So Low, So Evil

If you want to read something interesting after watching Scott Cooper's “Black Mass,” a film about the life and times of Boston mobster James “Whitey” Bulger, check out Howie Carr's Sept. 22 column in the Boston Herald. It gives the reader an idea of the reach of Bulger's Winter Hill Gang, and of the caliber of the individuals involved.

James Bulger is an Irish-American gangster from South Boston, currently in federal prison. His younger brother, William Bulger, was president of the Massachusetts state Senate from 1978 to 1996, and the most powerful politician in the commonwealth (governors being a transient species). If anybody found this troubling, they didn't say so.

Whitey Bulger and an FBI agent, John Connolly, who grew up with the Bulgers, had an arrangement. Bulger passed the feds information on the Italian mob, and the feds turned a blind eye to Bulger's activities. Bulger's intelligence, however, was of limited value, at best. Eventually, even the feds realized they were getting played.

But in the interim, the Winter Hill Gang expanded into all the usual spheres of influence, particularly the drug trade, and murdered dozens of people.

When the balloon finally went up in the late 1990s, Connolly and most of the gang were arrested, but Whitey Bulger went on the run and remained at large until 2011.

Cooper's film takes liberties with the chronology, not that it really matters, since the story is about the rise of a stone cold psychopath and the curious notions of blood and honor that inform his actions — and that of his FBI handler, Connolly (who refused to testify against Bulger).

Johnny Depp is completely convincing as Bulger, as are Joel Edgerton as Connolly and Jesse Plemons as enforcer Kevin Weeks.

Other members of the cast are in the wrong film. Benedict Cumberbatch, a talented actor, is simply too tall to play Billy Bulger (the Herald's Carr dubbed him “The Corrupt Midget”) and he struggles with the Southie accent.

Dakota Johnson as Whitey Bulger's common-law wife, Lindsey Cyr, also has trouble with the sound of Southie.

The costumes are also a problem. Not a sack suit in sight, in public service jobs, in Boston? Come on.

Although as Connolly gets in deeper, and receives promotions for his handling of his infamous informant, he starts affecting double-breasted suits.

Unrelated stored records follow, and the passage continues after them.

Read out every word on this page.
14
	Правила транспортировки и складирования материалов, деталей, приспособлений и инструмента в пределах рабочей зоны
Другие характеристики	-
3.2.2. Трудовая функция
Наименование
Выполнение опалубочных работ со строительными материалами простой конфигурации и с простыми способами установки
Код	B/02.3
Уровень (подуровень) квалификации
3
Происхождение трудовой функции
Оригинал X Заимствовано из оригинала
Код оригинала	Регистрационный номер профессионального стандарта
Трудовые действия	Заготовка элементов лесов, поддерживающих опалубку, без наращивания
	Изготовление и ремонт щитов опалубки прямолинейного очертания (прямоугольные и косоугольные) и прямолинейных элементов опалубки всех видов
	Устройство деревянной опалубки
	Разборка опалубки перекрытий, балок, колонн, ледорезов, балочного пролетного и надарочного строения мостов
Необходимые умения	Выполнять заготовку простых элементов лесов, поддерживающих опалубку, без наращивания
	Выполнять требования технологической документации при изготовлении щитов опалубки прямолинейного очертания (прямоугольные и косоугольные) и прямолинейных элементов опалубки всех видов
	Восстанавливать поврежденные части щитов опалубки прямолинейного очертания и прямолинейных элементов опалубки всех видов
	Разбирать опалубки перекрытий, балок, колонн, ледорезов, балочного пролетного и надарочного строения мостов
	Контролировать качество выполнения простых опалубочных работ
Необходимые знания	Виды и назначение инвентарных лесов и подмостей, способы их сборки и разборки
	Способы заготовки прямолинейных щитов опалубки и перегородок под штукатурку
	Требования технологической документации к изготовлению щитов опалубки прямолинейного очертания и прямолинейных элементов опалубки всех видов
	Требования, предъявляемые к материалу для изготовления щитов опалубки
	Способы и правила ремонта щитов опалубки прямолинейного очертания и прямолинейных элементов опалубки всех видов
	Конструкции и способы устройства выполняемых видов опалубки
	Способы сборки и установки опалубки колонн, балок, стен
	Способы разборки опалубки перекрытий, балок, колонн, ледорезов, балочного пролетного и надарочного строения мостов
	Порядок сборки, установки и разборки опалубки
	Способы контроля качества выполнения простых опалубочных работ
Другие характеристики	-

But these are quibbles. What is truly admirable about the film is the lack of glamor. These criminals may have had a long reach, but they were all essentially small-timers — grubby, unintelligent men living a violent and stupid life.

Their success was due to the corruption of the public officials so easily and successfully manipulated by Bulger — not to their criminal genius.

Nobody is going to treat “Black Mass” as a primer on how the successful gangster behaves, a la “Scarface” or “Goodfellas.” And for anyone of Irish descent, well, now we know how Italian-Americans feel.

It's a disturbing, violent film about horrible people. And such an honest treatment of organized crime is long overdue.

“Black Mass” is rated R for violence, language, sexual references and drug use.